When that National Fronter or these days that EDLer marches through your streets, you may think he's just demonstrating mindless thuggish drunken racism. He, on the other hand, may think he is striking a blow against a colonizing invader, that these are his people's streets which you have stolen, and he wants them back.
And d'you know, these days I'm coming round to the view that he may have a point. If defending your tribal territory against massive colonizing invasion makes you a racist, then, as they used to say, I'm a Chinaman.
This is the fact which the 'we are all incomers' trope, extruded by the multiculturalists, and force-fed to schoolchildren, attempts (with real success among the young)to obscure.

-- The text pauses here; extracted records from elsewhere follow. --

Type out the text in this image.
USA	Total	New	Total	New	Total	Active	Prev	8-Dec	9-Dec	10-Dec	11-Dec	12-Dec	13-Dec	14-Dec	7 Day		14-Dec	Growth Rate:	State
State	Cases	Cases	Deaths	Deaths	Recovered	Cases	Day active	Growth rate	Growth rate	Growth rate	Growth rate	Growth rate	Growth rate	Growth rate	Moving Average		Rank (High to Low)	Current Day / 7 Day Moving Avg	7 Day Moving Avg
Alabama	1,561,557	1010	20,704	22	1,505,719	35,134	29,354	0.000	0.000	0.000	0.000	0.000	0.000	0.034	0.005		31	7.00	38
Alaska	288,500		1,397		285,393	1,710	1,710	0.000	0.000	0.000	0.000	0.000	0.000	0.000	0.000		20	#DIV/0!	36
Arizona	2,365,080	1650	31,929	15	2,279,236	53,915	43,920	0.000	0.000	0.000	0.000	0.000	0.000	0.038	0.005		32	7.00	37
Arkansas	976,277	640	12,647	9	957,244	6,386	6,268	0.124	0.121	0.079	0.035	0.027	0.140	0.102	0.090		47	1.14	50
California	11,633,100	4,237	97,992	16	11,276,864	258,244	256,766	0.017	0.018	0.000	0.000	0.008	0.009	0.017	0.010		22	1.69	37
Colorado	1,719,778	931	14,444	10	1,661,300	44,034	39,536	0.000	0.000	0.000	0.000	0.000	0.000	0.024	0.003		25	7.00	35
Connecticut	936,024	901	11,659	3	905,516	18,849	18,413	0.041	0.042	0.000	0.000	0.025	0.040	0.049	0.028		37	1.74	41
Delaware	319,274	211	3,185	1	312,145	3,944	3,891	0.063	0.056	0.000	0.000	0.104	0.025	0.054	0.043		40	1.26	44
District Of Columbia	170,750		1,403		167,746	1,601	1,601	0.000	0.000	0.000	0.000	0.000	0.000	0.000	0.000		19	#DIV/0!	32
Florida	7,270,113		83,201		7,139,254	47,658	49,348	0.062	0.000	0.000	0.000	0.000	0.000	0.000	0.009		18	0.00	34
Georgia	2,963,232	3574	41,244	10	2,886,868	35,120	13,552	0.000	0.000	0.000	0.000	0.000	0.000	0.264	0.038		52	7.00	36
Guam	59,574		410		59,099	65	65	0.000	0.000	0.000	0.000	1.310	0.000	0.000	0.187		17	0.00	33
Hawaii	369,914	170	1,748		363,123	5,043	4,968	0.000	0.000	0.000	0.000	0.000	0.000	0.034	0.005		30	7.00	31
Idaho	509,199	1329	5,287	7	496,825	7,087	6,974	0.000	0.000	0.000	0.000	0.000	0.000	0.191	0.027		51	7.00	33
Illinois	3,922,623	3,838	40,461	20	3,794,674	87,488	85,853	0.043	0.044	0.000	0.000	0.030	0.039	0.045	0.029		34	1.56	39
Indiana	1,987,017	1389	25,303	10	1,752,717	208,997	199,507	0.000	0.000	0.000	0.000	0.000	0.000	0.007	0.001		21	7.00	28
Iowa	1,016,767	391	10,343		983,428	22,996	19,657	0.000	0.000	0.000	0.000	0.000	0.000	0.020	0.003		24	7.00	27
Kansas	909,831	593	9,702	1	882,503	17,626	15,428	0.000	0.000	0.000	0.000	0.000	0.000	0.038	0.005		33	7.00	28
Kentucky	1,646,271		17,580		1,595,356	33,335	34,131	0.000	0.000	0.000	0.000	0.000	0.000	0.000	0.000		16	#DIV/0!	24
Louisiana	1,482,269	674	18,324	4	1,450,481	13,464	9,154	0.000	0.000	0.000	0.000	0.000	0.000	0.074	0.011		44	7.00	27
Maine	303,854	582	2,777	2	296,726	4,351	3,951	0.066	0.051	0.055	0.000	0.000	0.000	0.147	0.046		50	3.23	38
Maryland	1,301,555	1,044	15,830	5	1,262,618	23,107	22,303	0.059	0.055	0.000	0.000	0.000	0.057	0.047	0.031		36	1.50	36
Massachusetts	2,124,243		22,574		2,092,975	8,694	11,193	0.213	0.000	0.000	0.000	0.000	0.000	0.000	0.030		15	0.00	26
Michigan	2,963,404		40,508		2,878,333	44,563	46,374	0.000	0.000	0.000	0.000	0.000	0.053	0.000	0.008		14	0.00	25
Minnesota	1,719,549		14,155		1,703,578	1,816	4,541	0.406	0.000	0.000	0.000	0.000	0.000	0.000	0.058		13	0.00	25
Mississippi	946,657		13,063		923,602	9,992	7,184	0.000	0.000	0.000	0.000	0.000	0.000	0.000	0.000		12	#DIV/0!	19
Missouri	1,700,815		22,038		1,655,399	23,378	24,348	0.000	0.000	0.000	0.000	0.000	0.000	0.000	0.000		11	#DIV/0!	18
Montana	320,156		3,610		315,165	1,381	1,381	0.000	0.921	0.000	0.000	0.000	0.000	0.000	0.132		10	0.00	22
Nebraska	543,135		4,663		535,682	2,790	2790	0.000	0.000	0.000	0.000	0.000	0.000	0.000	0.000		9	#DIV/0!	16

I understand that the demographers who studied the 1951 census estimated that the number of ethnic non-Europeans living in the UK at the time was just over 50,000- a tiny percentage. The 'Windrush generation' was then virtually just that- a single boatlaod of west indian ex servicemen & their families, who asserted their rights almost immediately under the 1948 Nationality Act . Given the privations (and,yes, 'racist' resentment from the natives)they encountered, very few other west indians followed until after the ending of food rationing, ie after the 1951 election.
Most of the 50 odd thousand resident here in 1951 actually comprised-
mixed race offspring of merchant seamen occasionally resident in Cardiff, Liverpool & the East End
remnants of the 'Chinatowns' that existed in London & elsewhere, dating back to the late 1800s
Asian, African & middle eastern students (most of whom were no longer resident in the UK by the time of the 1961 census)
several hundred mixed race offspring of black American servicemen based here between 1942-45.
In other words, England in 1950 was barely more 'diverse' than, say, Ireland was in 1985.